Japanese boy writes apology in blood
TOKYO, Japan (Reuters) — A Japanese teenager was forced by his teacher to write an apology in blood after dozing in the classroom, the school’s principal said on Monday.

The teacher later went to high school principal Hiroaki Dan and confessed what he had done, Dan told Reuters.

The teacher had apologized to the 17-year-old boy and his parents, Dan said, confirming a local media report of the incident, which happened last Thursday.

He said the boy was taken to the staff room of the school in Fukuoka City, southern Japan, after being caught asleep during a lesson. The 40-year-old male teacher handed the boy a box-cutter and paper and told him to write an apology in blood.

The teacher left the student, who then cut his finger and began to write an apology using his own blood.

Other teachers in the staff room did not notice what was happening, Dan said.

“To ask a student to write in their own blood is something I just can’t imagine,” he said.

He said the boy was back in school, and neither he nor his parents had asked to switch teachers. The teacher involved is expected to resume classes in a few days, Dan said.

The incident comes on the heels of an attack in which an 11-year-old girl killed a classmate by slashing her throat with a box cutter, also in southern Japan.

Sleeping student at a highschool in Fukuoka made to cut his finger and write ‘reflection letter’ in blood
It was discovered on the 18th that at Fukushou public highschool in Fukuoka City, Minami district (Principal: Hiroaki Dan, 971 students), a student caught sleeping in class was handed a cutter-knife[note: probably something like an x-acto knife] by a male teacher in his 40’s and told to write a ‘reflection letter’ with blood from his finger. Later in the day, the principal, head teacher and the student’s homeroom teacher[literally ‘responsible teacher,’ which is as the name implies a position with more responsibility to the students than a homeroom teacher in the US], along with the class teacher, went to see the student’s guardian and apologized for the event.

According to people from the same school, at about 3pm on the 17th, this teacher called to the teacher’s office a male student who had been trying to sleep during his class. The teacher warned him ‘If you’re going to sleep, then go to the nurse’s office,’ but as the student’s expression showed no remorse, he handed him a B4 sized sheet of paper and a cutter knife and told him to ‘write with blood, not pencil,’ urging him to use the knife to cut his finger, and then write a reflection letter with that blood.
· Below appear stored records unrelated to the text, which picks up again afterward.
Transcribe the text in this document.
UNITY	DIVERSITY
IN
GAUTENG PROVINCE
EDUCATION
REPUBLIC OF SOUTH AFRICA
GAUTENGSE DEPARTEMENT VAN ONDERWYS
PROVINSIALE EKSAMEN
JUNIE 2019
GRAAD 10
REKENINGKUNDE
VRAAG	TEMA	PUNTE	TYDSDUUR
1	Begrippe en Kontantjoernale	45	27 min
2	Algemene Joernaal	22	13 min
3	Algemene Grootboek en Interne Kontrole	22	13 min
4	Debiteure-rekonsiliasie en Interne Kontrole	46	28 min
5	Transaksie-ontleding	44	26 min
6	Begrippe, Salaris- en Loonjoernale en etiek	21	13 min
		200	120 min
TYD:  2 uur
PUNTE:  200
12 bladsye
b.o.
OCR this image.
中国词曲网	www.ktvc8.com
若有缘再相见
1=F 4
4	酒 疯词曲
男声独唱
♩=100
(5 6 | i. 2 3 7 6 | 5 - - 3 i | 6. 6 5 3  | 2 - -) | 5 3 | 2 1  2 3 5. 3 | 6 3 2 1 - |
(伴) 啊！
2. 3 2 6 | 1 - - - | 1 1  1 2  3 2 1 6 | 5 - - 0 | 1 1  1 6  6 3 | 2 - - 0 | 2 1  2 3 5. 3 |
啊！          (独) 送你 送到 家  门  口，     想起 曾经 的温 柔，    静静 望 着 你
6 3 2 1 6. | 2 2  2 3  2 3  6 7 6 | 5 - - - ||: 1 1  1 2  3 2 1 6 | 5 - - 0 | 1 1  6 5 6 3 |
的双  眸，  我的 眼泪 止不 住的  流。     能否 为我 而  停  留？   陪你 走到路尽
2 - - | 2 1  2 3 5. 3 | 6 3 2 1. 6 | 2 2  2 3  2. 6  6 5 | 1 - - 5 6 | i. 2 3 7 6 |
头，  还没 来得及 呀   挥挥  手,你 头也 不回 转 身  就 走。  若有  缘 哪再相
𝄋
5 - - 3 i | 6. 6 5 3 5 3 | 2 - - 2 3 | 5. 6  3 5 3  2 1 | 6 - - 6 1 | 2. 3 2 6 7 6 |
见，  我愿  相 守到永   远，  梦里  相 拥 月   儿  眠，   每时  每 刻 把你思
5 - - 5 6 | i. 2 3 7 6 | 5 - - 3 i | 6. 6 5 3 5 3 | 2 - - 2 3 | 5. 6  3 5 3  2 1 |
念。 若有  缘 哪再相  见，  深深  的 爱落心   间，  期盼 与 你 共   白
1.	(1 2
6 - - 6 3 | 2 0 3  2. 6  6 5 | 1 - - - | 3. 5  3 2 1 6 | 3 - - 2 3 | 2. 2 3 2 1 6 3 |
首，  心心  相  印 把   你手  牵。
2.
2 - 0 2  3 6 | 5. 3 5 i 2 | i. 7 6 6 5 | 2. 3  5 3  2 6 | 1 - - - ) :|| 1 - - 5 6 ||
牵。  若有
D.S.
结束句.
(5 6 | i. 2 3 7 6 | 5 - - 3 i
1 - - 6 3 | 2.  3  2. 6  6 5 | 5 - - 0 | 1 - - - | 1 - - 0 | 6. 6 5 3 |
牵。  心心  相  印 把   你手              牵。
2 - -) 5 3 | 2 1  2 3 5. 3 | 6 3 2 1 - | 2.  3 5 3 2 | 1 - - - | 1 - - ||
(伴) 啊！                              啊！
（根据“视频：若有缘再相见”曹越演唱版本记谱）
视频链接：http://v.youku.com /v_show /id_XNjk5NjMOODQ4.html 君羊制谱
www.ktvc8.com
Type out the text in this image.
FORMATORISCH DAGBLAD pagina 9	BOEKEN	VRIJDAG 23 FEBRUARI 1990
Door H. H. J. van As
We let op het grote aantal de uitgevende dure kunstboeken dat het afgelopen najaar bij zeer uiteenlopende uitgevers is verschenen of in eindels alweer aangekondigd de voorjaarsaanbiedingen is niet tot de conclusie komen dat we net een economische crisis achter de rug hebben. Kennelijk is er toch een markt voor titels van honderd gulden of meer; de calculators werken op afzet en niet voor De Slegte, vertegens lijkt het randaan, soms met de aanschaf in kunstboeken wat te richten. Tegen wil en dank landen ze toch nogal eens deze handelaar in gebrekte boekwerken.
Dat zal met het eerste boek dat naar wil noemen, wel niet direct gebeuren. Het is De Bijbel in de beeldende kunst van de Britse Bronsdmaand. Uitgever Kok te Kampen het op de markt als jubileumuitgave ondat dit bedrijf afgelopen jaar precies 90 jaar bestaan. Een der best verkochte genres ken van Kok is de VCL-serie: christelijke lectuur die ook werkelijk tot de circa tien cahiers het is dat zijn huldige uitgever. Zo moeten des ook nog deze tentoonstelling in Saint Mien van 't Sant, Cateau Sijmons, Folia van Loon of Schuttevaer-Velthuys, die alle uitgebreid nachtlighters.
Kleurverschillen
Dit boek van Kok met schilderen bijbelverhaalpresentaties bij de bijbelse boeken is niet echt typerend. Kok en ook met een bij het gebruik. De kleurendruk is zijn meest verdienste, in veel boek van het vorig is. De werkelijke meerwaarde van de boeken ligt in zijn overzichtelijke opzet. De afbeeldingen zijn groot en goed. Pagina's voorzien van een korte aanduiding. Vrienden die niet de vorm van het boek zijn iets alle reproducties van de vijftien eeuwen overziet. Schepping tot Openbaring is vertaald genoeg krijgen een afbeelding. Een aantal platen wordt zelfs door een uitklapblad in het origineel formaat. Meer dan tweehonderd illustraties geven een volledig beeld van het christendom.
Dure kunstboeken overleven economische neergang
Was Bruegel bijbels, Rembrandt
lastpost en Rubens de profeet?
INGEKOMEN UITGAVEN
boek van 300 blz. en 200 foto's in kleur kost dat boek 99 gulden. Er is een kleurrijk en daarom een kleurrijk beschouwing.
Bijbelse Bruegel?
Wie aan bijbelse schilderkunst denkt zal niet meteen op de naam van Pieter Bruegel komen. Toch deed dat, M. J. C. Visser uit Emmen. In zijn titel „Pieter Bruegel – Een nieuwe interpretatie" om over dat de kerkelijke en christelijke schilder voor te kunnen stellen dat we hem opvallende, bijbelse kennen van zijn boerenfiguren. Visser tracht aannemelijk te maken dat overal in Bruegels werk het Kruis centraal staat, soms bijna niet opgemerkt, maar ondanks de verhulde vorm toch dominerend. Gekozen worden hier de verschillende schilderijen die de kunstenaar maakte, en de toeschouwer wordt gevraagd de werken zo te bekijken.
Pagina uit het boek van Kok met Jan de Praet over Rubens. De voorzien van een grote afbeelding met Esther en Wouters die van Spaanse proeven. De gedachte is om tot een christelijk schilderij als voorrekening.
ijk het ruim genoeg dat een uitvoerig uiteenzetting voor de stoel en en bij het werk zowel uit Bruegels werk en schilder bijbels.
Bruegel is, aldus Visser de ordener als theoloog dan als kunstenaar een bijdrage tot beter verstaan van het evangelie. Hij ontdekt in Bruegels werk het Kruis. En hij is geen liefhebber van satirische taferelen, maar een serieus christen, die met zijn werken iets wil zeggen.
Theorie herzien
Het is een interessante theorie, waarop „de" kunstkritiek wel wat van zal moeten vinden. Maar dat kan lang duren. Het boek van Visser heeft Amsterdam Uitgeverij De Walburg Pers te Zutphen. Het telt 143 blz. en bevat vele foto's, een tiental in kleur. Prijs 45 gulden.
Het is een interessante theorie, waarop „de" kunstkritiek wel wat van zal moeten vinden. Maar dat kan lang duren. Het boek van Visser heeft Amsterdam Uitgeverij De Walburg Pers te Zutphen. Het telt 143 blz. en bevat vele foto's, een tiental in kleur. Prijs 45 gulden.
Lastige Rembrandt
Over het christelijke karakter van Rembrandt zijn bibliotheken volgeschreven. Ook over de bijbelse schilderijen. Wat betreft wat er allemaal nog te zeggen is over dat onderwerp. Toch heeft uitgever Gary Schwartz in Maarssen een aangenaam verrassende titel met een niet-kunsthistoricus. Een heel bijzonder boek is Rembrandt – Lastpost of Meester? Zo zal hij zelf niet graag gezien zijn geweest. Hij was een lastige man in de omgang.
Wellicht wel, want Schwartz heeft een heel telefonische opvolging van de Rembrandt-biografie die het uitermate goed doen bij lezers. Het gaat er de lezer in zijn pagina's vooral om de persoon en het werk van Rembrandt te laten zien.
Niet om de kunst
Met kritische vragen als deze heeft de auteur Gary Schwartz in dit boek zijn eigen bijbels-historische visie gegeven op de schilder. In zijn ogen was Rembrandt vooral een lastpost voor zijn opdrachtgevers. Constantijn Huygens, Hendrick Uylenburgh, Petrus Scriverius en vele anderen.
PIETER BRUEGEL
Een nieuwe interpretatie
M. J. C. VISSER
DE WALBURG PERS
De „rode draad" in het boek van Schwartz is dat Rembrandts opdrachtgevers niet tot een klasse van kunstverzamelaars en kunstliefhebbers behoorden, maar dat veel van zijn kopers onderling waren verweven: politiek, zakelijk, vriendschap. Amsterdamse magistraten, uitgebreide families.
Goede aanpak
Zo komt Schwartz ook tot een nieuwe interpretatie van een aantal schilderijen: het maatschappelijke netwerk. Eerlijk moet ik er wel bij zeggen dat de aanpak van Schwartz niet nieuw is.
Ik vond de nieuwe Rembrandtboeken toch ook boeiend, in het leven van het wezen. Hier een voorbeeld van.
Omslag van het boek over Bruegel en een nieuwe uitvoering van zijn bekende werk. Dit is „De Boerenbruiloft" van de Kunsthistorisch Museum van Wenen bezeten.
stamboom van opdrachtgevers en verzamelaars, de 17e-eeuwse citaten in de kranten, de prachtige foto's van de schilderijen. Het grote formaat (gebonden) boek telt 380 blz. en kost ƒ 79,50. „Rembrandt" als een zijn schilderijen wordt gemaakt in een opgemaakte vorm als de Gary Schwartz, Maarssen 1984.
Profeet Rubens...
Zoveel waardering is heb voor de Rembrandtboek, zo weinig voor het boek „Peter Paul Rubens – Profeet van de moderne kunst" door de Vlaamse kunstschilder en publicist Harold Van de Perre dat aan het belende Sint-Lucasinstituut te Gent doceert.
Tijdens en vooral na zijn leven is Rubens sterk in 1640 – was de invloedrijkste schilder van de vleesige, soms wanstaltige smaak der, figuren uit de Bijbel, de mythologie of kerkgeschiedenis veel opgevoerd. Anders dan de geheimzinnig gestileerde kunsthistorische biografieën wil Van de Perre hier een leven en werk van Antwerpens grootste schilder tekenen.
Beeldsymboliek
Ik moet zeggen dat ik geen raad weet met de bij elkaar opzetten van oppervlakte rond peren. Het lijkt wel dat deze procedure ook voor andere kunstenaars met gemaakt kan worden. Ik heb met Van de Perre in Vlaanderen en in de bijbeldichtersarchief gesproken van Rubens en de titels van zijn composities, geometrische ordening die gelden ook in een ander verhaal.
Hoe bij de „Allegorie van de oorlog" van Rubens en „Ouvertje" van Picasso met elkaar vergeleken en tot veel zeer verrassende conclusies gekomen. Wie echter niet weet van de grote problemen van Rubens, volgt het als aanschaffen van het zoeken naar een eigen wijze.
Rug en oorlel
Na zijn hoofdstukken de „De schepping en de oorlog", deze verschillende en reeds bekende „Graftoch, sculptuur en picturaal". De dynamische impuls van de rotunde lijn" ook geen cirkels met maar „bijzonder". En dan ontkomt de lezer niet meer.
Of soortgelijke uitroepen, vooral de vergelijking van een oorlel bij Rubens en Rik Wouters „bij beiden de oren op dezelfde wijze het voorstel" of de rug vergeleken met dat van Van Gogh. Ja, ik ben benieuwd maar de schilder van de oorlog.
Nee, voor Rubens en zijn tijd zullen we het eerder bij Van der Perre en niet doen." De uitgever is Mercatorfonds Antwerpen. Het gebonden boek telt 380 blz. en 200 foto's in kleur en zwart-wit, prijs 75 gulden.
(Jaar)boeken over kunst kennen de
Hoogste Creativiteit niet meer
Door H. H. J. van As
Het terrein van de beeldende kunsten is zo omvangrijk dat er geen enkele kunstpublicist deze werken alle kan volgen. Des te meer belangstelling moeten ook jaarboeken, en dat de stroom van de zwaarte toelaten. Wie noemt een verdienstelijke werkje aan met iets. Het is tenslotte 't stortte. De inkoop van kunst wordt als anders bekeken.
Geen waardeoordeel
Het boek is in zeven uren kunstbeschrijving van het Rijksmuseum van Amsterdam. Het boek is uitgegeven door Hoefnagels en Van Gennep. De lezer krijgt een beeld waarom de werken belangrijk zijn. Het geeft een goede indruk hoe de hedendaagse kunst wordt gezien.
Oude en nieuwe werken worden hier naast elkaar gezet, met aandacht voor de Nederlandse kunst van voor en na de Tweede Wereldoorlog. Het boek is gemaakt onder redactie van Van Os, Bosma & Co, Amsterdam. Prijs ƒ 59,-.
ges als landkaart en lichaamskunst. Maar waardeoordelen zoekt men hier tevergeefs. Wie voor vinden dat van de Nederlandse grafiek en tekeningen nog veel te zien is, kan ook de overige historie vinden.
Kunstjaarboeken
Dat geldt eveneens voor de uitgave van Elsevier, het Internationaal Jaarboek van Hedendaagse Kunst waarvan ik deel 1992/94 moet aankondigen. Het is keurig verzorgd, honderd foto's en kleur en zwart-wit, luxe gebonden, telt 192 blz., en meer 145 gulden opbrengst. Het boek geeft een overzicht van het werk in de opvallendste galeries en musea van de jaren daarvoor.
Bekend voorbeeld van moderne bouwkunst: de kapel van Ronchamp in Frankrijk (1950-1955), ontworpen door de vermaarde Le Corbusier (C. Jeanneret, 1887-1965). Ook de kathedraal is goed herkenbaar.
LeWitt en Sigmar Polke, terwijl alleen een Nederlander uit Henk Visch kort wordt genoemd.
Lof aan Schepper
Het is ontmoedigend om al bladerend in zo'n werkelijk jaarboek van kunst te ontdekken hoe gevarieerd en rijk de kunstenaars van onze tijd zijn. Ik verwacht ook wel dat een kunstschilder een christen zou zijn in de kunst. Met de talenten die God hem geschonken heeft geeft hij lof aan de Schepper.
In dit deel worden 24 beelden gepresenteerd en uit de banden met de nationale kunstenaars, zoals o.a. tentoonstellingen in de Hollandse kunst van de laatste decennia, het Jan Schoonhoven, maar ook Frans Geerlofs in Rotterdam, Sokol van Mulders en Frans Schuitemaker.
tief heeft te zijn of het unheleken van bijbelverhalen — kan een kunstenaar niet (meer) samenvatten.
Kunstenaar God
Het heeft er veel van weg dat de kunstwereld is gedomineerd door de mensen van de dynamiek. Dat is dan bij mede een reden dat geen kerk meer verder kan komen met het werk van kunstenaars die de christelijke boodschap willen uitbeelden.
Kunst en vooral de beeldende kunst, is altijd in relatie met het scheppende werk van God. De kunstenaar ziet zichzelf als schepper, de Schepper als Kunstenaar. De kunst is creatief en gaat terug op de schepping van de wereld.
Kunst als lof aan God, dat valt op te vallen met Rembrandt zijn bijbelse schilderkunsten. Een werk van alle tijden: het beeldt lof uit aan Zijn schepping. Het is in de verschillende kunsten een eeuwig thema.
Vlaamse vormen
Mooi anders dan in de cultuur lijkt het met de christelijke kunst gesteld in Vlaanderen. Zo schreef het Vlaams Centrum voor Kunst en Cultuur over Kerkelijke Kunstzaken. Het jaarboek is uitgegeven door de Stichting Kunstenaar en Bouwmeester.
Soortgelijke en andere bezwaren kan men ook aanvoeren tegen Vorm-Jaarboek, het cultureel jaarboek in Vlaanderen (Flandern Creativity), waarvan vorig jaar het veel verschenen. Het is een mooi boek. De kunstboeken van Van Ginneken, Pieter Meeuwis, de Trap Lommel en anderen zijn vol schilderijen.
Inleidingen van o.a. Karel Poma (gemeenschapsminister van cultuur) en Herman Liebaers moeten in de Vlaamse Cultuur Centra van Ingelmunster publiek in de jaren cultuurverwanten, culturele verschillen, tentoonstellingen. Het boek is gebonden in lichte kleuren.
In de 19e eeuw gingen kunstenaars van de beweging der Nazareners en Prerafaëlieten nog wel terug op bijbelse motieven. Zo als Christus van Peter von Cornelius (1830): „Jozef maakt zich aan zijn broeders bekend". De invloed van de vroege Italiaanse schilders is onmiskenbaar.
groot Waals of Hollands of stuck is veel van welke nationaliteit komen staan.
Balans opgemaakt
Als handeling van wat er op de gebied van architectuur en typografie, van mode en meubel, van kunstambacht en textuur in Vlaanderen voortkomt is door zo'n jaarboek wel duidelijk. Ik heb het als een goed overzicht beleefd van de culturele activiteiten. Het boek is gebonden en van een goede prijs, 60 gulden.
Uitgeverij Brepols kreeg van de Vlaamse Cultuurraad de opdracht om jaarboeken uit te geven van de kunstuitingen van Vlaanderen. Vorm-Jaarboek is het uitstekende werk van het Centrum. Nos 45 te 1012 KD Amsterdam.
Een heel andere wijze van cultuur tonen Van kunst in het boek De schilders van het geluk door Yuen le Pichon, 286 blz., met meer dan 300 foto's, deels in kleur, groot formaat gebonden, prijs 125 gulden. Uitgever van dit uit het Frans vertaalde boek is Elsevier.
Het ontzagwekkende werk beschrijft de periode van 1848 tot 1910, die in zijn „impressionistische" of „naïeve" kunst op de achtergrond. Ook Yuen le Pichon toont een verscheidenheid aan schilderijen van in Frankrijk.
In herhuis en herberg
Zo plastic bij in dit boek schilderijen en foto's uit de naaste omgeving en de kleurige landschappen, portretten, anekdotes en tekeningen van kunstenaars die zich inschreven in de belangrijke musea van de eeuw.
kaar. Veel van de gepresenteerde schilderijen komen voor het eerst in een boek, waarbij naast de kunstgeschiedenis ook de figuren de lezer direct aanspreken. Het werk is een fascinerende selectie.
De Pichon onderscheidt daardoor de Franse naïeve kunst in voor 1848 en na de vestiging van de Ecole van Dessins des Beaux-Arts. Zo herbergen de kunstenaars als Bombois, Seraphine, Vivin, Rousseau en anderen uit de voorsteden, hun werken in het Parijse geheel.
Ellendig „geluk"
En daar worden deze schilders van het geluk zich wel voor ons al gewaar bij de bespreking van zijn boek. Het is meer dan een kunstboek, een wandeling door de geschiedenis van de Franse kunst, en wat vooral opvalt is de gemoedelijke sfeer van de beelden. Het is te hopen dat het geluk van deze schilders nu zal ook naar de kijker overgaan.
After that, the teacher went to another office to do some other job, and when he returned a few minutes later the student had cut his right index finger with the knife and written a reflection statement in blood. Apparently the teacher then tried to change his story, saying that the student was supposed to write in pencil after all. The school’s explanation is that ‘He truly did not think that the student was going to write in blood.’

Principal Dan gave the following statement to Asahi Newspaper: ‘I think that he was trying to get across the feelings that he has as a teacher, giving his earnet guidance, but it was inappropriate. Even despite the recent incident in Sasebo in which a knife was used [referring to the incident just a couple of weeks ago in which an 11 year old girl murdered a classmate for no apparent reason] for a teacher his guidance was most inadequate.’

When a relatively minor incident like this gets picked up by an international wire service it’s very rare for a second article from another source to be translated as well, so I thought it would be interesting to give people the opportunity to make a comparison. I’ll check again later and see if there have been any more recent articles with more information.